4. Programming language integration
Both tools can be smoothly connected with programming languages. Tableau has much better integration with the R language. In contrast, only enterprise-level users can use Power BI, but it can be still integrated with the R language using Microsoft Revolution.
Due to its Microsoft Flow and an AI builder tool, Power BI can help build apps with an intelligence feature. The benefits of Microsoft AI can let users build machine learning models, prepare data, and get a deep understanding of both structured and unstructured data. Whereas, Tableau simplifies analytics by working on natural language capabilities and helps those users who have no prior experience in data analytics. This intuitive way of analytics is called Ask Data. In June this year, Tableau announced the beta version of its new AI-power feature – Explain Data. It will help data analysts to know the “why” behind unexpected values in the data
6. Cost of the tools
Power BI comes with three pricing plans; Power BI desktop, Power BI Pro, and Power BI Premium. The desktop plan is free to use for any single user with some specific features. Whereas, the Pro plan costs $9.99 per user/month and Premium plan costs at a starting price of $4,995 per month per dedicated resource. In a Pro plan, users can collaborate and build dashboards with an ability to publish reports anywhere and a 360-degree real-time view. In a premium plan for Power BI, users can perform advanced administration and big data analytics.

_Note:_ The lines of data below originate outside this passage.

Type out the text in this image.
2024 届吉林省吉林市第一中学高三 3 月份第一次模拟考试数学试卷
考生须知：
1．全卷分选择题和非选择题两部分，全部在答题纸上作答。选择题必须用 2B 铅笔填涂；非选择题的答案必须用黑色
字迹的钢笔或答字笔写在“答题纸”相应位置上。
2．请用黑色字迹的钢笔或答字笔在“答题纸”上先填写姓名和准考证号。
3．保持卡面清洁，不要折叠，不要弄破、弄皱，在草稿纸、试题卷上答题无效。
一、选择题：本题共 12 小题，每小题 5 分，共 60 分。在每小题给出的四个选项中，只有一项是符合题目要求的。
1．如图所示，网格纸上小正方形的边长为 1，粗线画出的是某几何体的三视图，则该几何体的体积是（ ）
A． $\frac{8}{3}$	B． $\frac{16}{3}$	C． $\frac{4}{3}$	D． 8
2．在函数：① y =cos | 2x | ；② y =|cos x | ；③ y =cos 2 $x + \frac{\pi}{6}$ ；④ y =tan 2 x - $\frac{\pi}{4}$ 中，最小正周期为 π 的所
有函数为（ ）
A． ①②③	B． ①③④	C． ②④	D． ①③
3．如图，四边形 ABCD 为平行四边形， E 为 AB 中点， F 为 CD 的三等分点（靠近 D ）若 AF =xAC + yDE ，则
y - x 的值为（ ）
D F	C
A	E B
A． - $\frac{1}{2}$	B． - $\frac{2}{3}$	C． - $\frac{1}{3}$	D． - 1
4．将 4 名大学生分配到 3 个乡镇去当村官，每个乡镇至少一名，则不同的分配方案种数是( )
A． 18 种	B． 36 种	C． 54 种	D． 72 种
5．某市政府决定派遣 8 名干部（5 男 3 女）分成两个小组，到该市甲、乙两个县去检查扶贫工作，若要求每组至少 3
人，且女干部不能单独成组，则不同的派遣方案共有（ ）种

However, in Tableau, there are also three plans for the subscription – Creator, Explorer, and Viewer. According to the updated pricing structure, the Creator costs $70 for a user per month and provides access to Tableau Desktop and Prep. Explorer, on the other hand, has a subscription rate of $35/user for a month with a self-service analytics feature. Besides, the price of the Viewer plan is $12-$15 per month and provides secure visualization features to the users.
For data analysts, choosing the best analytics tools depends on the tasks they need to perform. Both Power BI and Tableau work on different principles, so there’s not a defined winner here. Considering the above-listed points, you can select your best-fit software based on the business requirements.